In a regularised GLM, it is not the likelihood \(L(\beta)\) that is maximised, but a regularised function \(L(\beta)\cdot p(\lambda,\beta)\), where \(p\) is a penalty function that typically forces the resulting estimates to be closer to 0, which leads to a stable solution. The shrinkage parameter \(\lambda\) controls the size of the penalty, and therefore how much the estimates are shrunk toward 0. When \(\lambda=0\), we are back at the standard maximum likelihood estimate.

The most popular penalty terms correspond to common \(L_q\)-norms. On a log-scale, the function to be maximised is then

\[\ell(\beta)+\lambda\sum_{i=1}^p|\beta_i|^q,\]

where \(\ell(\beta)\) is the loglikelihood of \(\beta\) and \(\sum_{i=1}^p|\beta_i|^q\) is the \(L_q\)-norm, with \(q\geq 0\). This is equivalent to maximising \(\ell(\beta)\) under the constraint that \(\sum_{i=1}^p|\beta_i|^q\leq\frac{1}{h(\lambda)}\), for some increasing positive function \(h\).

In Bayesian estimation, a prior distribution \(p(\beta)\) for the parameters \(\beta_i\) is used.

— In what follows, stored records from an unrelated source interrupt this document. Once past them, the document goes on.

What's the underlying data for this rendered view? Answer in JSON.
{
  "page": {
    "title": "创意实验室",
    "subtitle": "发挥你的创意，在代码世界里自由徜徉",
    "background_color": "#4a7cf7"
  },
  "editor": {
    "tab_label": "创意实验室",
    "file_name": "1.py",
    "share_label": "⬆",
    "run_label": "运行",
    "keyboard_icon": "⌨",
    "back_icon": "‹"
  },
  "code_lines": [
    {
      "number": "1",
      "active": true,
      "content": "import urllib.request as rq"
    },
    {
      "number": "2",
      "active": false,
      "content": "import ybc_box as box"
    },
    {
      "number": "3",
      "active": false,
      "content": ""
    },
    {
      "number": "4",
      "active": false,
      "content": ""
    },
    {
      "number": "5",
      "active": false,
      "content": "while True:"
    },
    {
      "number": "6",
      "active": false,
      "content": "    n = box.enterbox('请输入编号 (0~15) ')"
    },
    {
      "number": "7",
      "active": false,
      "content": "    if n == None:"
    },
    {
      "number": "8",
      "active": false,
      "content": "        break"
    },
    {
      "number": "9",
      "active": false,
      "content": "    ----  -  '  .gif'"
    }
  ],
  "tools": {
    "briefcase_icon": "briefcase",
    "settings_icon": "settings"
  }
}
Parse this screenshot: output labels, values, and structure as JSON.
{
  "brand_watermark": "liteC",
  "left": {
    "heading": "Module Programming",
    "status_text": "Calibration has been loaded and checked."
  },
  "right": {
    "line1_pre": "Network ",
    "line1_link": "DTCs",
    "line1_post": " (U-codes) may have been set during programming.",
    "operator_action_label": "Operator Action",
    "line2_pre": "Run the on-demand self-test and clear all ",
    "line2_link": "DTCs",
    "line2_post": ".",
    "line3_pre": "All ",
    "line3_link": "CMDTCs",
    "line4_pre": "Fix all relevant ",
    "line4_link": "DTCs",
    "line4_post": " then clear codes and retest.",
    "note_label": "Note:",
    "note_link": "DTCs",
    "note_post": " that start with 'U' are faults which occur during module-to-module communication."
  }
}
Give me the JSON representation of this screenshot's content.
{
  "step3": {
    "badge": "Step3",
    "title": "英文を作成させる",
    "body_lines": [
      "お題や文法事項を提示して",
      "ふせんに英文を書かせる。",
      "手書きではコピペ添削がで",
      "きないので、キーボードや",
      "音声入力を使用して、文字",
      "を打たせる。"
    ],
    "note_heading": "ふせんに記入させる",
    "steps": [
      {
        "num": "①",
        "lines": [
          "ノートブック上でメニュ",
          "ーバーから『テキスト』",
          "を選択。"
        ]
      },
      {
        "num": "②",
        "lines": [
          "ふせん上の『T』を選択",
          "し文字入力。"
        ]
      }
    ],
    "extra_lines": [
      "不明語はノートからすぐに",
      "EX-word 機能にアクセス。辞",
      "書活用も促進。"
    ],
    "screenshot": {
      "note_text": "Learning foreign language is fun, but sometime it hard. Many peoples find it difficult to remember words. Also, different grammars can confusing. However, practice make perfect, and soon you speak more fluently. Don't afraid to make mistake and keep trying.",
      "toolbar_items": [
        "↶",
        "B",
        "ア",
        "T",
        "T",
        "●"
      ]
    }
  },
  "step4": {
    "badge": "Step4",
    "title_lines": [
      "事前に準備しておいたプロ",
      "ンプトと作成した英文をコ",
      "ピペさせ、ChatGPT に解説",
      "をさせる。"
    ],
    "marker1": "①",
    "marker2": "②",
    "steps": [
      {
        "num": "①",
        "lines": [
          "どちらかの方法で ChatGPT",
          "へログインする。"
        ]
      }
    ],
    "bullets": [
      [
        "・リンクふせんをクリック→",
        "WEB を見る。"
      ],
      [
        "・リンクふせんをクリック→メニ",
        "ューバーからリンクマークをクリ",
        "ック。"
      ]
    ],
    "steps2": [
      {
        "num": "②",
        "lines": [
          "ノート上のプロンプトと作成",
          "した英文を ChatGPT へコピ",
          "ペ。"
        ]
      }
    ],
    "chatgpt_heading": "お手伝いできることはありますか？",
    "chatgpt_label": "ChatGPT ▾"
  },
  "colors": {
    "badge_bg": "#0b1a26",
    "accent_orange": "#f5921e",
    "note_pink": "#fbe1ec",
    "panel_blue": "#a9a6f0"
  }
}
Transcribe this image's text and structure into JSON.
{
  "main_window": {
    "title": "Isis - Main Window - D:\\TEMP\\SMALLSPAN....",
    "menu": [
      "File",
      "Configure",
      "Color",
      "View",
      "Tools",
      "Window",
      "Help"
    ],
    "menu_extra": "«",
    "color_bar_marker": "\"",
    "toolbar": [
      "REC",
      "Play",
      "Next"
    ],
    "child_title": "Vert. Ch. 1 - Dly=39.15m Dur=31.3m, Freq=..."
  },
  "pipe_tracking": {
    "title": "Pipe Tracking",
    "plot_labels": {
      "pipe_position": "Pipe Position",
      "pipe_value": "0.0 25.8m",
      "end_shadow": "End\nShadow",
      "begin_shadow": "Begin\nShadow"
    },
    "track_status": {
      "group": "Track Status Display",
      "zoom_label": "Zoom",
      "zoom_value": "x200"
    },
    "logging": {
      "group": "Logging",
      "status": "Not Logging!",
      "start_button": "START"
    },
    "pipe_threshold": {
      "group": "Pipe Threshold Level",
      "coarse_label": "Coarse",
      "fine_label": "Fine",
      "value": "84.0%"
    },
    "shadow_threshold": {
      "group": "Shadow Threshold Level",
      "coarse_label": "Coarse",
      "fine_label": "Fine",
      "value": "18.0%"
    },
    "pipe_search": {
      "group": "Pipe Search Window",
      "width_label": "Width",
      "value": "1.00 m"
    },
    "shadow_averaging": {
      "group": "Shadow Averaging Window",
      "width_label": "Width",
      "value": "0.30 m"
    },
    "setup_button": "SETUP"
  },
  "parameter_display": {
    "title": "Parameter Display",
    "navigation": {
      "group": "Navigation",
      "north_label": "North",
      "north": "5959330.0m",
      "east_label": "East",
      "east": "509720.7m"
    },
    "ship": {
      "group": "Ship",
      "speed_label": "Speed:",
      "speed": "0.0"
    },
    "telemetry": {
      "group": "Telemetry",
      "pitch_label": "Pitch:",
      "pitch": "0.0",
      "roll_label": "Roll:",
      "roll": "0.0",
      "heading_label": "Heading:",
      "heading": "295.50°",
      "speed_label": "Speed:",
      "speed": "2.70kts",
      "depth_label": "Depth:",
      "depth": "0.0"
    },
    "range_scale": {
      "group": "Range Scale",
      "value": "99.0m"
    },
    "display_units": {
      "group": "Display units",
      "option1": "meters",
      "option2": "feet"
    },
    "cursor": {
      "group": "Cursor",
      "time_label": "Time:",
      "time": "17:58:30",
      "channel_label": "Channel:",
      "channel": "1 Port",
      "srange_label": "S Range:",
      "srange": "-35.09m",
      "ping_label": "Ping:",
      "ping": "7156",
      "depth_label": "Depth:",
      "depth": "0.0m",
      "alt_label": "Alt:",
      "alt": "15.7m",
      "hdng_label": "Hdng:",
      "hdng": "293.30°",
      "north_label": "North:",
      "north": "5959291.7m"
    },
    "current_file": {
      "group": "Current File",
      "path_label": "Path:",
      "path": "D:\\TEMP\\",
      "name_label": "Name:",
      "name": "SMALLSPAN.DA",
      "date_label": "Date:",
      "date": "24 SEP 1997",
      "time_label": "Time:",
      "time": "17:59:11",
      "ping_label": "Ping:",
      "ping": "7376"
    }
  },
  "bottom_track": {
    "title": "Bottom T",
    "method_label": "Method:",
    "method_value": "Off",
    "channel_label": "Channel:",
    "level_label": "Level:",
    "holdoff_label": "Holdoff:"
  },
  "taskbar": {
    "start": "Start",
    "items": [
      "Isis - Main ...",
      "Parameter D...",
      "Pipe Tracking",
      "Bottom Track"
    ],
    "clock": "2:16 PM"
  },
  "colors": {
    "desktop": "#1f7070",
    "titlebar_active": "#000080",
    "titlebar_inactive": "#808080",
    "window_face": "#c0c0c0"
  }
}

The estimates are then computed from the conditional distribution of the \(\beta_i\) given the data, called the posterior distribution. Using Bayes’ theorem, we find that

\[P(\beta|\mathbf{x})\propto L(\beta)\cdot p(\beta),\]

i.e., that the posterior distribution is proportional to the likelihood times the prior. The Bayesian maximum a posteriori estimator (MAP) is found by maximising the above expression (i.e., finding the mode of the posterior). This is equivalent to the estimates from a regularised frequentist model with penalty function \(p(\beta)\), meaning that regularised regression can be motivated both from a frequentist and a Bayesian perspective.

When the \(L_2\) penalty is used, the regularised model is called ridge regression, for which we maximise

\[\ell(\beta)+\lambda\sum_{i=1}^p\beta_i^2.\]

In a Bayesian context, this corresponds to putting a standard normal prior on the \(\beta_i\). This method has been invented and reinvented by several authors, from the 1940s onwards, among them Hoerl & Kennard (1970). The \(\beta_i\) can become very small but are never pushed all the way down to 0. The name comes from the fact that in a linear model, the OLS estimate is \(\hat{\beta}=(\mathbf{X}^T\mathbf{X})^{-1}\mathbf{X}^T\mathbf{y}\), whereas the ridge estimate is \(\hat{\beta}=(\mathbf{X}^T\mathbf{X}+\lambda \mathbf{I})^{-1}\mathbf{X}^T\mathbf{y}\). The \(\lambda \mathbf{I}\) is the “ridge”.

When the \(L_1\) penalty is used, the regularised model is called the lasso (Least Absolute Shrinkage and Selection Operator), for which we maximise

\[\ell(\beta)+\lambda\sum_{i=1}^p|\beta_i|.\]

In a Bayesian context, this corresponds to putting a standard Laplace prior on the \(\beta_i\). For this penalty, as \(\lambda\) increases, more and more \(\beta_i\) become 0, meaning that we can simultaneously perform estimation and variable selection!